This week's Official UK Singles Chart

This week's Official UK Albums Chart

For the third time in four weeks the British charts play host to what is theoretically supposed to be an all too rare occurrence, as one act holds down the Number One position on both singles and albums charts. Hard on the heels of Robbie Williams and One Direction, Olly Murs becomes the third act in a row to match up a Number One single with a Number One album. With the song Troublemaker holding off an unexpected challenge to spend a second week at the top, it is joined by his brand new album Right Place Right Time which storms straight to the top of the best seller table.

Either proving that he is a master of release timing, or simply that his label are never afraid to be predictable, the album appears on the chart two years to the week since his self-titled debut and one year to the week since his previous release In Case You Didn't Know which also reached the top.

This week is something of a fallow week for brand new chart singles, too far from Christmas to risk unleashing the product you want to be front and centre during the holiday and yet too close to risk being lost in the mix. What would have otherwise been a rather becalmed Top 10 countdown is enlivened by a rather dramatic yo-yo for the two acts who had pride of place on last weekend's X Factor results show. Having stolen the show (as he so often does when performing live), Bruno Mars races 9-2 with Locked Out Of Heaven to reclaim the runners up slot it debuted at a fortnight ago, whilst Rihanna's former Number One Diamonds shoots 10-3 to land its highest chart placing since it spent a week at Number One a full eight weeks ago.

Mars' return to Number 2 is slightly tinged with irony. After being denied a Number One position by a late surge from the One Direction track Little Things, Mars spent much of the tail end of the week as the biggest selling single but proved unable to overcome the early lead Olly Murs had chalked up at the start. The single is called Locked Out Of Heaven - make your own jokes. With a pleasingly symmetrical 2-9-2 chart history to date, the single is mirroring the initial chart career of his own Just The Way You Are (Amazing) which rebounded 1-2-4-2-1 two years ago.

A search for a new entry takes us as far down as Number 10 and Die Young which gives Ke$ha her first Top 10 hit single in almost two years. Her last hit single of note was We R Who We R which stormed to Number One in February 2011 as the lead single from her mini album Cannibal. One further single Blow was released but that crashed out at Number 32. Die Young serves as the lead single from her second album proper Warrior which with immaculate timing is in the shops as we speak. Counting collaborations, this is her sixth Top 10 hit in all.
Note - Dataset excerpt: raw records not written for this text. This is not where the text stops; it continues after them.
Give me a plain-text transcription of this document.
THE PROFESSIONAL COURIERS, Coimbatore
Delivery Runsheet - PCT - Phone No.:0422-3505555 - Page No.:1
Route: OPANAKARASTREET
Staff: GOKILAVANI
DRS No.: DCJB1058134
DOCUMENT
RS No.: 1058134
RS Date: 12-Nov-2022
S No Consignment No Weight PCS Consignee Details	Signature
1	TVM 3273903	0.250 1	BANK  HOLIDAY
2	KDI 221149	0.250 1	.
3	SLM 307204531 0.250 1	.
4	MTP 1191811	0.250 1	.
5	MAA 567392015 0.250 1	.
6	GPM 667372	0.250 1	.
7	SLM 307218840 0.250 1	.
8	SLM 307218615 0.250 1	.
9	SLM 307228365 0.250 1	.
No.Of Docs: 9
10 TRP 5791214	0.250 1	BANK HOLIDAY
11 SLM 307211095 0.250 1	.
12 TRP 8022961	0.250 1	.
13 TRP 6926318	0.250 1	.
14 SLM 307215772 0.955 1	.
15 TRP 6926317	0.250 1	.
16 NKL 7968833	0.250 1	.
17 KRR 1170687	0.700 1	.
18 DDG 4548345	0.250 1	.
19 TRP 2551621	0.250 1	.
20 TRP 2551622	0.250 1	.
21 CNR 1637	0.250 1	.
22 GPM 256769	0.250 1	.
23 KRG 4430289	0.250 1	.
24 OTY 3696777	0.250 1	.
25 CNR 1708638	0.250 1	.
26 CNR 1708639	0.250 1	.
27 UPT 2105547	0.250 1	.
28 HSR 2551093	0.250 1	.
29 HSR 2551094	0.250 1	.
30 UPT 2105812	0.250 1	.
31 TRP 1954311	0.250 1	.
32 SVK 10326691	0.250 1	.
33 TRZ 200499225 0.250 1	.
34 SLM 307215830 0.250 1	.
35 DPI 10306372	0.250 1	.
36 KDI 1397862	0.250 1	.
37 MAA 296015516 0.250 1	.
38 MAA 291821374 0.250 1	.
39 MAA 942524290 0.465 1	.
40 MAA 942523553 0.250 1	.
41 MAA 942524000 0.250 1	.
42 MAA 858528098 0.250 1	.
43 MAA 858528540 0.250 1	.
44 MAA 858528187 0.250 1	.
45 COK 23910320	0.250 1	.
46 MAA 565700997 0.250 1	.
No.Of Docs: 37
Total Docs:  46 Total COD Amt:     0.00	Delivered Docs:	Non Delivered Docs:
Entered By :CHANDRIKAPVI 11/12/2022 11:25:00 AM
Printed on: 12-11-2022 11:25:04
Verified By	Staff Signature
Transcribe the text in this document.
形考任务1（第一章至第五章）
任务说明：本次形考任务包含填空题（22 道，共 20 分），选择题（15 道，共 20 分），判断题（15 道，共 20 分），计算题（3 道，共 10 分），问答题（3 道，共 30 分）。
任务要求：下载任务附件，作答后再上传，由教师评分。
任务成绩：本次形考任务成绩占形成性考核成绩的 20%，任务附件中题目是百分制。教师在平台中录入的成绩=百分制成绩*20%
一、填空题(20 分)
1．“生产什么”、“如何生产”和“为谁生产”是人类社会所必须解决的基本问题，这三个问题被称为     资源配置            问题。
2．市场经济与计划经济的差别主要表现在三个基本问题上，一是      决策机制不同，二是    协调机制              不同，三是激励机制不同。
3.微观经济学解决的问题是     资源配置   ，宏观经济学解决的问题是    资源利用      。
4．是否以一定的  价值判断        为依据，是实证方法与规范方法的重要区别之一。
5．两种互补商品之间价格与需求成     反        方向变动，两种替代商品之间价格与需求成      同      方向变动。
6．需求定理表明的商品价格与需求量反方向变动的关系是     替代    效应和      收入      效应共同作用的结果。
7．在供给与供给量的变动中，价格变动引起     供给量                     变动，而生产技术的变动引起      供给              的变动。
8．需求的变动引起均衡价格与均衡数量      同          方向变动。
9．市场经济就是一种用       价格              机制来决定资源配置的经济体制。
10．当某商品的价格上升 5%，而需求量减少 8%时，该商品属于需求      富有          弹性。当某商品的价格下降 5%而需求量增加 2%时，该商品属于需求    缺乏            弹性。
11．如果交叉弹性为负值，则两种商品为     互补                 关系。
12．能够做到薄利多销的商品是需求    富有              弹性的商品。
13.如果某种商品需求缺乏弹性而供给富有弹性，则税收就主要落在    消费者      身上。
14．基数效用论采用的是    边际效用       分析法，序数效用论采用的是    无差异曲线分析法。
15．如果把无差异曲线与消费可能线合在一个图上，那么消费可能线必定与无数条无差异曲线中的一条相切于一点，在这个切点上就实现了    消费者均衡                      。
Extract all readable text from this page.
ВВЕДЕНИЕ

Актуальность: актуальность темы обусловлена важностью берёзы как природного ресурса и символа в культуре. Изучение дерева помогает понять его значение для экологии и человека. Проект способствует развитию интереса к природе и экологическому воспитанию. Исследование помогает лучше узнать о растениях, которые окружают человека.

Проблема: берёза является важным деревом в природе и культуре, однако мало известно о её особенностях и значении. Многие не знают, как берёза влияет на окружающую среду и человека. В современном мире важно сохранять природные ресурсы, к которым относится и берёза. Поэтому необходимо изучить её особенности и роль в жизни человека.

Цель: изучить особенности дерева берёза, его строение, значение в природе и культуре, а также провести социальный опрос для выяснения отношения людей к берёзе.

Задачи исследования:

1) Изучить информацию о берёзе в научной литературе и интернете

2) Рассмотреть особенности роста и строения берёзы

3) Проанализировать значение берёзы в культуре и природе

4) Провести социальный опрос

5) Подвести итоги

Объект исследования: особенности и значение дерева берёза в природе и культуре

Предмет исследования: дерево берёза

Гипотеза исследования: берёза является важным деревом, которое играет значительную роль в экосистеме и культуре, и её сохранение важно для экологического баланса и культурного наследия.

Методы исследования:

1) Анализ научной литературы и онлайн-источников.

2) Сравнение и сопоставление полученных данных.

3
Aside from the Olly Murs album there is a rather more low key feel to the album chart with most of the newer releases of the week slotting in to places lower down. The power of the veteran acts is restated once more as Neil Diamond lands at Number 8 with The Very Best Of to match the peak of his last studio album Dreams from November 2011. Despite this being what is by my count his sixth compilation of hits in the last 20 years, Diamond has still outsold Girls Aloud with their second collection of greatest hits Ten which can only reach Number 9. Those who believe there is still some correlation between album availability and single sales will note that the Girls Aloud track Something New dives 2-14 this week whilst Alicia Keys' Girl On Fire single remains locked at Number 5, leaving its new parent album of the same name to debut at a mere Number 15.

With Christmas just around the corner (just two "normal" charts plus the rather berserk seasonal countdown to go), the parade of festive classics make their first Top 40 appearances of the year. The charge is led by Fairytale Of New York at Number 27 and All I Want For Christmas Is You at Number 30. They are joined for the moment by a newer offering, a rather touching rendition of O Holy Night by the children of Ladywell Primary School in Motherwell, the single released in aid of meningitis charities in commemoration of one of their classmates who died from the illness at the age of six a few months ago. The charity record sits at Number 39 this week.

Nearby a genuine curiosity [it would become more than that soon enough] as American indie rock band Imagine Dragons have both their first and second chart singles simultaneously. Radioactive and Hear Me land at 35 and 37 respectively, both tracks from their current EP of which Hear Me is the title track, despite being the lowest selling of the pair.